InterKooperation Pays Basque des Circuits Courts Collectifs
InterKooperation Pays Basque des Circuits Courts Collectifs
Les circuits courts collectifs
acteurs de la coopération
en Pays Basque
Définition : Le concept de circuit court repose sur la limitation des intermédiaires entre celui qui offre et celui qui demande.
Le Pays Basque connaît depuis longtemps un foisonnement d’initiatives collectives se basant sur ce principe, et pas seulement dans le domaine agro-alimentaire. HERRIKOA, les CLEFE créés en Pays Basque à l’initiative de l’association HEMEN, les CLEJ de Soule et de Basse Navarre correspondent à des initiatives de circuits courts financiers. I-ENER, ETXALDE investissent respectivement l’énergie et le logement.
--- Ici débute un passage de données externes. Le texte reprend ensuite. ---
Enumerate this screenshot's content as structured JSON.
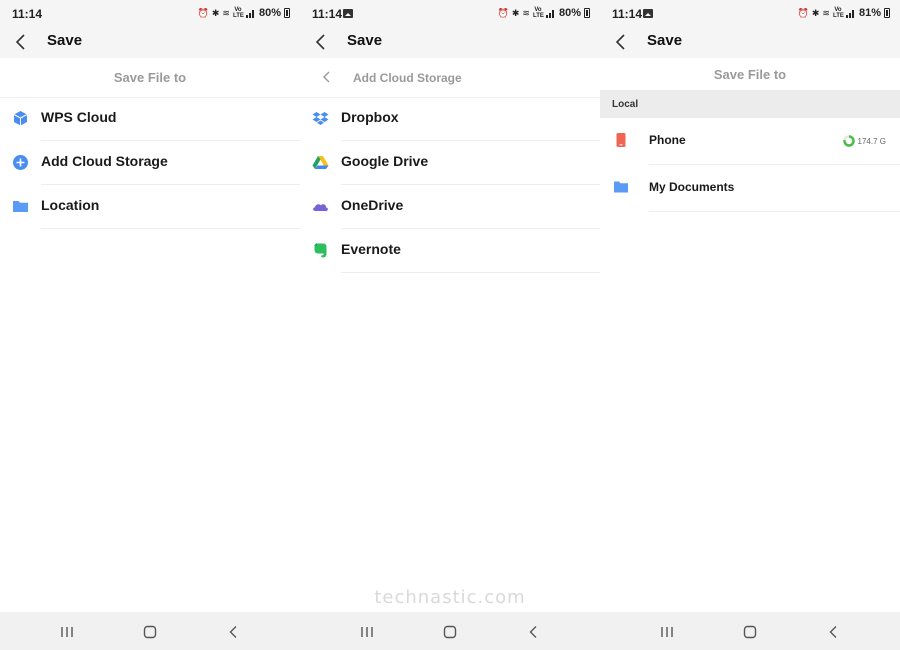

Les AMAP et les coopératives de consommateurs fonctionnant sur le principe participatif telles que OTSOKOP, LARRUNKOOP, HENDAIAKOOP, s’engagent dans l’agro-alimentaire aux côtés de l’ensemble des initiatives collectives du monde paysan pour développer les circuits de proximité.
Le circuit court collectif devient ainsi un moyen au service du renouveau des dynamiques de coopération, historiquement inscrites dans la sociologie du Pays Basque.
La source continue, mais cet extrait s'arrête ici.